A group of migrants spent the night on the rocks along the Italian coast after being refused entry to France. Wrapped in thermal blankets, they huddled along the seawall outside the town of Ventimiglia, just a few kilometres from the privileged resorts of Nice and Saint-Jean-Cap-Ferrat on the French Riviera.

Under the Schengen treaty, free cross-border movement is normally allowed within most of the European Union but France has stepped up controls on migrants from Italy. Many migrants have also been halted at the Austrian border near the town of Bolzano in north-eastern Italy.

Prime Minister Matteo Renzi said: "The halt to Schengen for a few days is holding them up here but Italy isn't their destination." Most migrants who reach Italy – 170,000 last year – want to reach northern European countries, which have stronger economies and more generous welfare benefits.
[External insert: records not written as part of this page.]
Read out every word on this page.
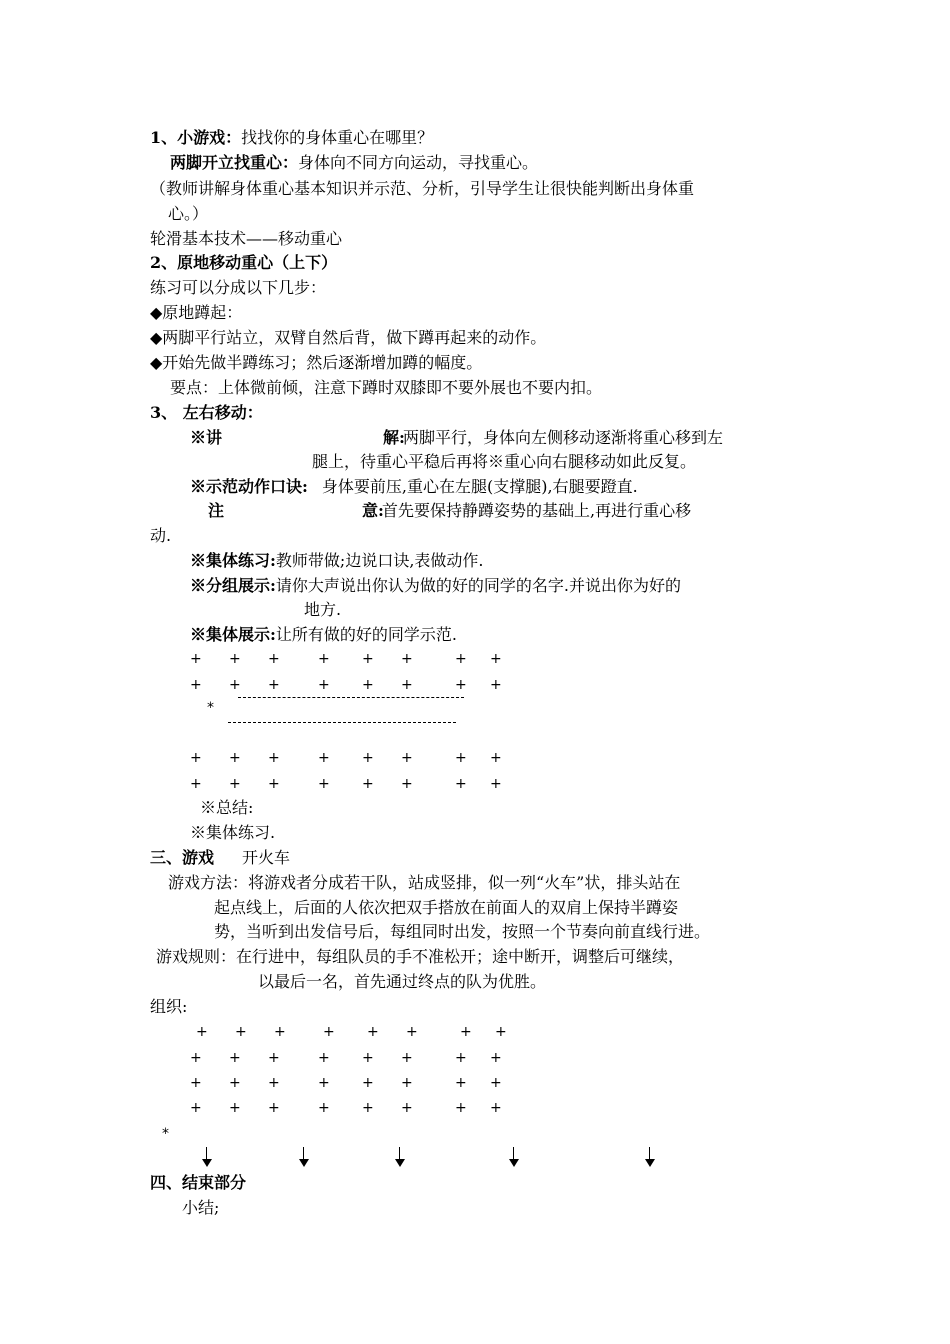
1、小游戏：找找你的身体重心在哪里？
两脚开立找重心：身体向不同方向运动，寻找重心。
（教师讲解身体重心基本知识并示范、分析，引导学生让很快能判断出身体重
心。）
轮滑基本技术——移动重心
2、原地移动重心（上下）
练习可以分成以下几步：
◆原地蹲起：
◆两脚平行站立，双臂自然后背，做下蹲再起来的动作。
◆开始先做半蹲练习；然后逐渐增加蹲的幅度。
要点：上体微前倾，注意下蹲时双膝即不要外展也不要内扣。
3、 左右移动：
※讲	解:
两脚平行，身体向左侧移动逐渐将重心移到左
腿上，待重心平稳后再将※重心向右腿移动如此反复。
※示范动作口诀: 身体要前压,重心在左腿(支撑腿),右腿要蹬直.
注	意:
首先要保持静蹲姿势的基础上,再进行重心移
动.
※集体练习:教师带做;边说口诀,表做动作.
※分组展示:请你大声说出你认为做的好的同学的名字.并说出你为好的
地方.
※集体展示:让所有做的好的同学示范.
+ + +	+ + +	+ +
+ + +	+ + +	+ +
+ + +	+ + +	+ +
+ + +	+ + +	+ +
*
※总结:
※集体练习.
三、游戏 开火车
游戏方法：将游戏者分成若干队，站成竖排，似一列“火车”状，排头站在
起点线上，后面的人依次把双手搭放在前面人的双肩上保持半蹲姿
势，当听到出发信号后，每组同时出发，按照一个节奏向前直线行进。
游戏规则：在行进中，每组队员的手不准松开；途中断开，调整后可继续，
以最后一名，首先通过终点的队为优胜。
组织:
+ + +	+ + +	+ +
+ + +	+ + +	+ +
+ + +	+ + +	+ +
+ + +	+ + +	+ +
*
四、结束部分
小结;
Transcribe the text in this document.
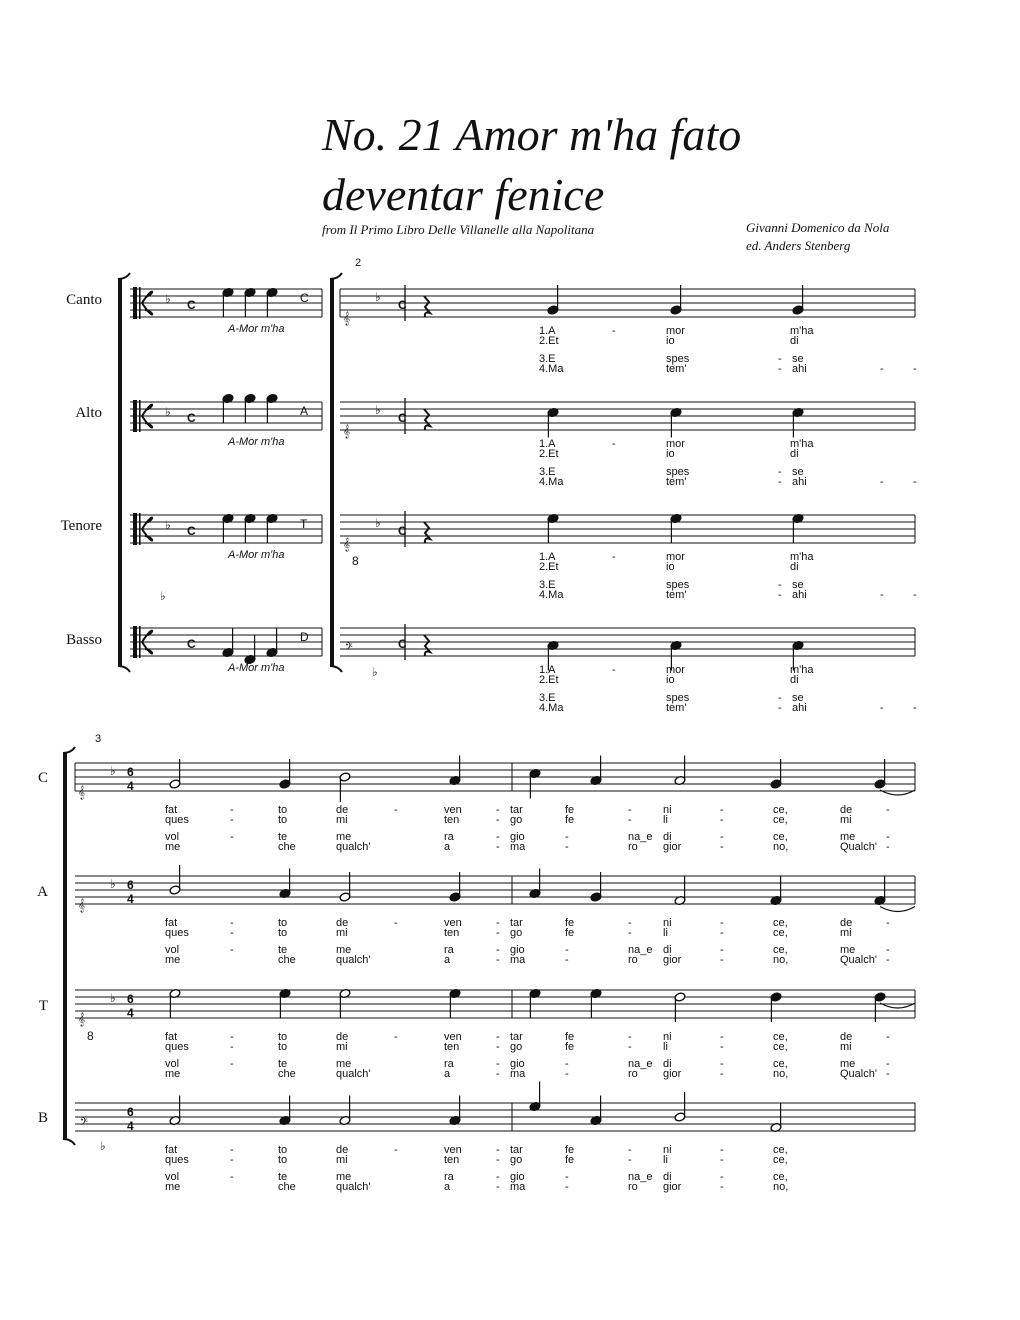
No. 21 Amor m'ha fato
deventar fenice
from Il Primo Libro Delle Villanelle alla Napolitana	Givanni Domenico da Nola
ed. Anders Stenberg
Canto
Alto
Tenore
Basso
C
A
T
B
♭ C	C
A-Mor m'ha
♭ C	A
A-Mor m'ha
♭ C	T
A-Mor m'ha
C	D
A-Mor m'ha
♭
𝄞
♭
C
1.A	-	mor	m'ha
2.Et	io	di
3.E	spes	- se
4.Ma	tem'	- ahi	-	-
𝄞
♭
C
1.A	-	mor	m'ha
2.Et	io	di
3.E	spes	- se
4.Ma	tem'	- ahi	-	-
𝄞
8
♭
C
1.A	-	mor	m'ha
2.Et	io	di
3.E	spes	- se
4.Ma	tem'	- ahi	-	-
𝄢	C
1.A	-	mor	m'ha
2.Et	io	di
3.E	spes	- se
4.Ma	tem'	- ahi	-	-
♭
2
𝄞
♭ 6
4
fat	-	to	de	-	ven	- tar	fe	-	ni	-	ce,	de	-
ques	-	to	mi	ten	- go	fe	-	li	-	ce,	mi
vol	-	te	me	ra	- gio	-	na_e di	-	ce,	me	-
me	che	qualch'	a	- ma	-	ro gior	-	no,	Qualch' -
𝄞
♭ 6
4
fat	-	to	de	-	ven	- tar	fe	-	ni	-	ce,	de	-
ques	-	to	mi	ten	- go	fe	-	li	-	ce,	mi
vol	-	te	me	ra	- gio	-	na_e di	-	ce,	me	-
me	che	qualch'	a	- ma	-	ro gior	-	no,	Qualch' -
𝄞
8
♭ 6
4
fat	-	to	de	-	ven	- tar	fe	-	ni	-	ce,	de	-
ques	-	to	mi	ten	- go	fe	-	li	-	ce,	mi
vol	-	te	me	ra	- gio	-	na_e di	-	ce,	me	-
me	che	qualch'	a	- ma	-	ro gior	-	no,	Qualch' -
𝄢
6
4
fat	-	to	de	-	ven	- tar	fe	-	ni	-	ce,
ques	-	to	mi	ten	- go	fe	-	li	-	ce,
vol	-	te	me	ra	- gio	-	na_e di	-	ce,
me	che	qualch'	a	- ma	-	ro gior	-	no,
♭
3
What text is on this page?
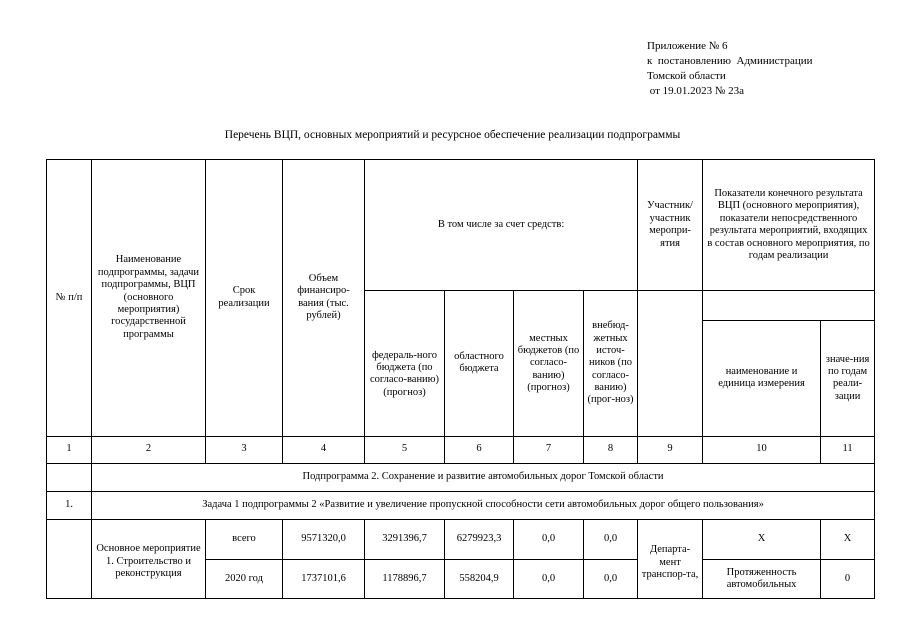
Приложение № 6
к  постановлению  Администрации
Томской области
от 19.01.2023 № 23а
Перечень ВЦП, основных мероприятий и ресурсное обеспечение реализации подпрограммы
№ п/п	Наименование подпрограммы, задачи подпрограммы, ВЦП (основного мероприятия) государственной программы	Срок реализации	Объем финансиро-вания (тыс. рублей)	В том числе за счет средств:				Участник/ участник меропри-ятия	Показатели конечного результата ВЦП (основного мероприятия), показатели непосредственного результата мероприятий, входящих в состав основного мероприятия, по годам реализации	

				федераль-ного бюджета (по согласо-ванию) (прогноз)	областного бюджета	местных бюджетов (по согласо-ванию) (прогноз)	внебюд-жетных источ-ников (по согласо-ванию) (прог-ноз)			
									наименование и единица измерения	значе-ния по годам реали-зации
1	2	3	4	5	6	7	8	9	10	11
	Подпрограмма 2. Сохранение и развитие автомобильных дорог Томской области									
1.	Задача 1 подпрограммы 2 «Развитие и увеличение пропускной способности сети автомобильных дорог общего пользования»									

	Основное мероприятие 1. Строительство и реконструкция	всего	9571320,0	3291396,7	6279923,3	0,0	0,0	Департа-мент транспор-та,	Х	Х
		2020 год	1737101,6	1178896,7	558204,9	0,0	0,0		Протяженность автомобильных	0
The crisis has become one of the most pressing issues facing Renzi's centre-left led government, after the surge in support for the anti-immigration Northern League (Lega Nord) in last month's regional elections.

Governors in the prosperous regions of Lombardy and Veneto, both Northern League strongholds, have resisted transfers of refugees from overcrowded reception centres in the south.

"Have a good Saturday. Watch out for scabies, malaria and machetes," the Northern League's bluntly spoken leader Matteo Salvini tweeted at the weekend.

Nationalist feelings also run high in France. Generation Identitaire, a French far-right group opposing Islamic immigration, staged a demonstration in Ventimiglia calling for the EU to refuse further migrants. The protest was broken up by Italian police.

Italy has long complained that its European partners are shirking their responsibilities and leaving southern Mediterranean countries to handle the migrant emergency without effective support.

Renzi said that after toppling Muammar Gaddafi in 2011, the international community bears the responsibility for chaos in Libya that has led to hundreds of thousands of migrants crossing the Mediterranean to southern Italy.

Renzi called for a change to the so-called Dublin regulations, which assign most asylum seekers to the EU country they first enter. He said he would discuss the issue with French President Francois Hollande and British Prime Minister David Cameron when they visit Italy this week.

Most of the migrants sleeping rough along the seawall near the border are refugees from Sudan and Eritrea. The Eritrean government has been forced to deny its citizens are subjected to indefinite national service or that people trying to flee the country are killed, two of the most serious allegations among the findings of a year-long United Nations investigation.

The 484-page UN Commission of Inquiry report said the government may have committed crimes against humanity, including extrajudicial killings, widespread torture, sexual slavery and enforced labour.